Thursday, April 28, 2011

Fake Board and Batten

Or how my husband learned to stop worrying and love my the blogosphere's ideas.
Some time ago I had a small fiasco involving exterior paint, paint stripper, and a large mess.  Paint stripper on painted walls is kinda a no no I learned.  I should have busted out the sand paper instead, lesson learned.  I needed something to fix or at least cover the mess I made on the wall between our kitchen and dining area.  I happened to have some wallpaper we'd bought at Home Depot an even longer time ago for like $1.  I put up the wallpaper and my husband cut some chair rail for me to finish it off.  

This is what it looked like for quite a while.  A couple of spots got torn while I was putting it up, but they weren't super noticeable.  The seams got kind of gappy too (that part was a little more noticeable.  When we started getting the house ready to sell, I knew I probably needed to do something else with those walls.  I wasn't too keen on pulling off the wallpaper (remember the whole messed up wall thing?)
After seeing so many versions of faux board and batten wainscoting online I decided it would be a good thing to do for these walls.
We had already installed new baseboards after redoing the floor, we already had some chair rail put up too.  We even had enough left over to continue the chair rail around the other little wall to the kitchen.  After getting our granite counter tops put in, we had a big gap at the top of the half wall (the old tops were sloped by a whole inch!) We got a piece of baseboard trim and installed it upside down underneath the counter to cover the gap and the area where the old, thinner piece of trim used to be.  We bought some inexpensive white screening and some wood corner guard pieces.  My husband manned the saw and cut the pieces for me.  I used liquid nails to attach the screening to the wall over every wallpaper seam.  I dug out the rest of the wallpaper and continued the wallpaper around the small wall (that wall was a mess too, totally unrelated to paint stripper).  My husband installed the chair rail in that section.  I continued with the liquid nailing parts, and then the caulking.  Caulk is definitely your friend when you're working with trim.

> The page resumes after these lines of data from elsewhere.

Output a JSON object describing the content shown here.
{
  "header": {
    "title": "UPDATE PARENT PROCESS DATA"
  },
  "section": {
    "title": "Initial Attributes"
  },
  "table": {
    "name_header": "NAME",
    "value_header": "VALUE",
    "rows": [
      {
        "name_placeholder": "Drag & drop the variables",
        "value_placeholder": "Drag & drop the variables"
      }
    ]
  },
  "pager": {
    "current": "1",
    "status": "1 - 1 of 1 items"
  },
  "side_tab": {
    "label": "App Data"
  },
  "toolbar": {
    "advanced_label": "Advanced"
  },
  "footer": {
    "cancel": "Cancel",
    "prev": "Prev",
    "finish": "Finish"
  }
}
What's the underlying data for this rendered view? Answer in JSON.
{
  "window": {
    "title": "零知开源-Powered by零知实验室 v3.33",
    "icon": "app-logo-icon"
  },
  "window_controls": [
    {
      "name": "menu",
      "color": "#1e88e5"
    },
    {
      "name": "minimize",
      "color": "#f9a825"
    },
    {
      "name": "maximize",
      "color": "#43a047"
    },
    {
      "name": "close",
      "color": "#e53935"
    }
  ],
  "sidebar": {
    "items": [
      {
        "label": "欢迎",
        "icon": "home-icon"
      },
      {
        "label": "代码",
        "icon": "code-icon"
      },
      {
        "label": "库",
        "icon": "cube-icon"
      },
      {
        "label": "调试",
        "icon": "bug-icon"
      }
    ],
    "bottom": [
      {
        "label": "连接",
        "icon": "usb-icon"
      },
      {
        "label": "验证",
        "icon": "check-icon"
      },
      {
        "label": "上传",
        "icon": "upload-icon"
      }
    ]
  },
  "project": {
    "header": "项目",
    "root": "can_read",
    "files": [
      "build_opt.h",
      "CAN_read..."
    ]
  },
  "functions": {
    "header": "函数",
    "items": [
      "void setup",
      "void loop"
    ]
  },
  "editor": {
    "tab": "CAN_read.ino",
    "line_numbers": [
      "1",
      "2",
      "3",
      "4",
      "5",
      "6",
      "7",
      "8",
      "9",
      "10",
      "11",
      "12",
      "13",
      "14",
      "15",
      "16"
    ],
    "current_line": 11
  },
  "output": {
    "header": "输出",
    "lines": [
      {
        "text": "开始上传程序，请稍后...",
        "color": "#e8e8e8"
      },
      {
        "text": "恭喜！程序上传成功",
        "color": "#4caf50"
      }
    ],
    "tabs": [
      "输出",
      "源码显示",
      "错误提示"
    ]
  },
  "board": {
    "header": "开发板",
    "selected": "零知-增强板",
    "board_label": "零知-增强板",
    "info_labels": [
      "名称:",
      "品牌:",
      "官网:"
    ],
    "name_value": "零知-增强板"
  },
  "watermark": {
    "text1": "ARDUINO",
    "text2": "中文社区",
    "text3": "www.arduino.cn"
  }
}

That wasn't even the worst part.

I debated adding more vertical pieces, but decided it was fine the way it was- with pieces over each seam and corner guards over each outside corner.  I primed everything with zinsser primer (I'd read that it was good for sticking to all kinds of surfaces) and then painted it all with a semi-gloss white paint.  I wish I had not used cheap paint (I might have to do another touchup coat at some point, plus the cheap paint took three coats as it was).  Good paint is definitely worth it!  I'm very happy with how it turned out and the reaction to it has been very positive.  Would I have done this if the wall hadn't been messed up?  Probably not, but I think it will be helpful in selling just because it's one less problem and might even be another reason for someone to like our house.